HETI: Acho que ainda é uma opção muito corajosa decidir não ter filhos. Ainda é algo que uma mulher tem de explicar. Ninguém pergunta a alguém que tem filhos por que teve, mas se você não tem, precisa responder por que não teve. Essa decisão ainda vai contra as expectativas da sociedade, contra nossas ideias da mais alta vocação das mulheres, contra nossas ideias sobre o que o corpo feminino deseja intrinsecamente. (HETI, 2019)
Essa recorrência mostra também que a vida pessoal de Heti se misturou com os temas caros ao espaço público como a maternidade, o patriarcalismo e as cobranças que as mulheres sofrem para ter filhos, por exemplo. E, quando estes temas se casam à experiência da própria Heti, como autora, o vínculo entre narrador, autor e personagem é reforçado.
Nas entrevistas concedidas por Carola Saavedra sobre seu romance Com armas sonolentas (2018c) o lado de fora da narrativa, ou seja, as respostas dadas pela autora comentando o romance costumam apontar para uma ponte entre os elementos intrínsecos da obra e as vivências da autora.

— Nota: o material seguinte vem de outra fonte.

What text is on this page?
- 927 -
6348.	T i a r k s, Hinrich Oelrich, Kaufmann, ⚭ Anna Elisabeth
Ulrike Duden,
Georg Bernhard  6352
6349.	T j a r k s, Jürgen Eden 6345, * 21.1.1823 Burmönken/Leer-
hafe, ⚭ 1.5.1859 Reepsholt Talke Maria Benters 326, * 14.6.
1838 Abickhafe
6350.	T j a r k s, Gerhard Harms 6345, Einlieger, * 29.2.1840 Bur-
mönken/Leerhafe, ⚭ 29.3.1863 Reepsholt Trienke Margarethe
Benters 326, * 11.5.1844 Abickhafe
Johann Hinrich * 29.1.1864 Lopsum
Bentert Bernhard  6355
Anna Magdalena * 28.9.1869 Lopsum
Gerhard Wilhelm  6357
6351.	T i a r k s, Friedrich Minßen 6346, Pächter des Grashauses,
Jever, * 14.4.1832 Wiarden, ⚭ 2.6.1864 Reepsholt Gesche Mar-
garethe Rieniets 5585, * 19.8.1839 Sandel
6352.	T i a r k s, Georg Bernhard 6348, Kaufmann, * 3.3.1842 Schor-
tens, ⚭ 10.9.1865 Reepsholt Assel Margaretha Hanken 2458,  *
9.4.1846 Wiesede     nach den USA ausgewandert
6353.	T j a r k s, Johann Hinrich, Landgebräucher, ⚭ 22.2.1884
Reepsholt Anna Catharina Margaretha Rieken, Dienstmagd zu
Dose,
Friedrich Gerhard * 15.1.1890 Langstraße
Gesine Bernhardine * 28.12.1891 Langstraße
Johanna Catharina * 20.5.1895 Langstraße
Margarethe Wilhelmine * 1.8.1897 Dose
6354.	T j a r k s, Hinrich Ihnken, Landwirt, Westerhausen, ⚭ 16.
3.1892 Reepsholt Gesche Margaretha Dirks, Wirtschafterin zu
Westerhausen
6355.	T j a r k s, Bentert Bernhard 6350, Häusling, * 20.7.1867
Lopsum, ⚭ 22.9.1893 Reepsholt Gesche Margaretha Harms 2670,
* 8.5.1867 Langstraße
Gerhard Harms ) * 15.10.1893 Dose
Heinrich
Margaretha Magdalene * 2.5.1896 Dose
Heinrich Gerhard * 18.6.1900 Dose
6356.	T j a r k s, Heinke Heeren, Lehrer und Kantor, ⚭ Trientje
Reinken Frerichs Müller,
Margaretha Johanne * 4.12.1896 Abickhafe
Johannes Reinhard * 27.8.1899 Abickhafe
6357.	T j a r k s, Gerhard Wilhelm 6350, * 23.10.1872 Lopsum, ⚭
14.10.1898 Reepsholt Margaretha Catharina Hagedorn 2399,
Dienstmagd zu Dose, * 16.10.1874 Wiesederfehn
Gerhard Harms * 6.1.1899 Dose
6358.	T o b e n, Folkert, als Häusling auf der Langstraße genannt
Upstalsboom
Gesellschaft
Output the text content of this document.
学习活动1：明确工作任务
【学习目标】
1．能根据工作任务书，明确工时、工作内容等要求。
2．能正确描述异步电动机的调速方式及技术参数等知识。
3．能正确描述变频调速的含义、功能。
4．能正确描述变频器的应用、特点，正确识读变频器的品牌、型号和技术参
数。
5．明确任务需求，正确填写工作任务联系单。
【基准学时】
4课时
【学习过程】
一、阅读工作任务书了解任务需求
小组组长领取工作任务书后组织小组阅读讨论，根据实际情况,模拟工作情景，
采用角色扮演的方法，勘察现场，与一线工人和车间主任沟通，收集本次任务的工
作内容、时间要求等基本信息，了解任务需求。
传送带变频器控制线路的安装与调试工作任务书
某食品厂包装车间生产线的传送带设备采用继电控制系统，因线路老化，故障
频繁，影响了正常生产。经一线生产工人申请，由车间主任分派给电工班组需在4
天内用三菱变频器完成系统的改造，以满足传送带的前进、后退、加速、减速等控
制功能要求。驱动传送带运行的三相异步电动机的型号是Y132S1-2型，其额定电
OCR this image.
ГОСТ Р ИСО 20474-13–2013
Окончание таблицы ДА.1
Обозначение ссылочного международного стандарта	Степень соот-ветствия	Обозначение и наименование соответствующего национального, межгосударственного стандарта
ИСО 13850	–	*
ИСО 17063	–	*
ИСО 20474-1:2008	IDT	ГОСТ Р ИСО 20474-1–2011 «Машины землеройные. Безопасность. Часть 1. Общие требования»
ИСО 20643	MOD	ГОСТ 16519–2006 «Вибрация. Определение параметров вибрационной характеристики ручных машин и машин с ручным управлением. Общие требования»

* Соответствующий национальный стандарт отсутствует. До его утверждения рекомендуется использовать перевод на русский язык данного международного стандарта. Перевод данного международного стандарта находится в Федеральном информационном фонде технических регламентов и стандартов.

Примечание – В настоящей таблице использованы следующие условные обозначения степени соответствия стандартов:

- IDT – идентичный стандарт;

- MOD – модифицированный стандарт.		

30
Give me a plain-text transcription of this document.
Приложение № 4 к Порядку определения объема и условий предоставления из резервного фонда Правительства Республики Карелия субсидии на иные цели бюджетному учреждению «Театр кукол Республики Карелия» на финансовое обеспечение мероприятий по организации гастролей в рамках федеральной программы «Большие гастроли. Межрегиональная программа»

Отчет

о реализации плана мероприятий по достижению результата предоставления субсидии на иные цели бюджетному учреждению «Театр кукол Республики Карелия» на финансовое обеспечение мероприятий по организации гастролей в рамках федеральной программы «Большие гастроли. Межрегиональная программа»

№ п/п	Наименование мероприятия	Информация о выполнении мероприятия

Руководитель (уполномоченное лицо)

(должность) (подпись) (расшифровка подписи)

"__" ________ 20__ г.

Nas entrevistas, Saavedra conta episódios e situações biográficas que podem ter relação com as histórias das três mulheres do romance, Anna, Maike e a Avó. Como os temas do romance também são discutidos na imprensa, em nosso espaço social, o comentário, a opinião da autora e a evocação de dados (auto) biográficos expostos nas entrevistas podem sugerir para o leitor uma possível relação da obra com a vida de Saavedra, estimulando uma leitura biográfica da obra dada a incidência da primeira pessoa em muitas narrativas atuais.
Para análise, selecionei duas entrevistas que mostram como a autora é interpelada a falar desse pessoal-coletivo. A primeira faz parte de sua participação na Festa Literária Internacional de Paraty (FLIP) ocorrida em 2018b para o canal Bondelê e a segunda é a que Saavedra concedeu para Raimundo Neto da revista literária eletrônica São Paulo Review.
Com armas sonolentas (2018) é dividido em duas partes chamadas de “O lado de dentro” e “O lado de fora” e conta as histórias de Anna, Maike e uma terceira personagem conhecida apenas como Avó. Nas partes de Anna e da Avó temos o discurso indireto livre em terceira pessoa, enquanto que na história de Maike há a narradora em primeira pessoa. Apesar de o livro relatar diversos temas como a construção da identidade, a ancestralidade, a volta pra casa, foi lido por parte da recepção na chave da maternidade e relacionado com a experiência da autora que pouco tempo antes havia se tornado mãe.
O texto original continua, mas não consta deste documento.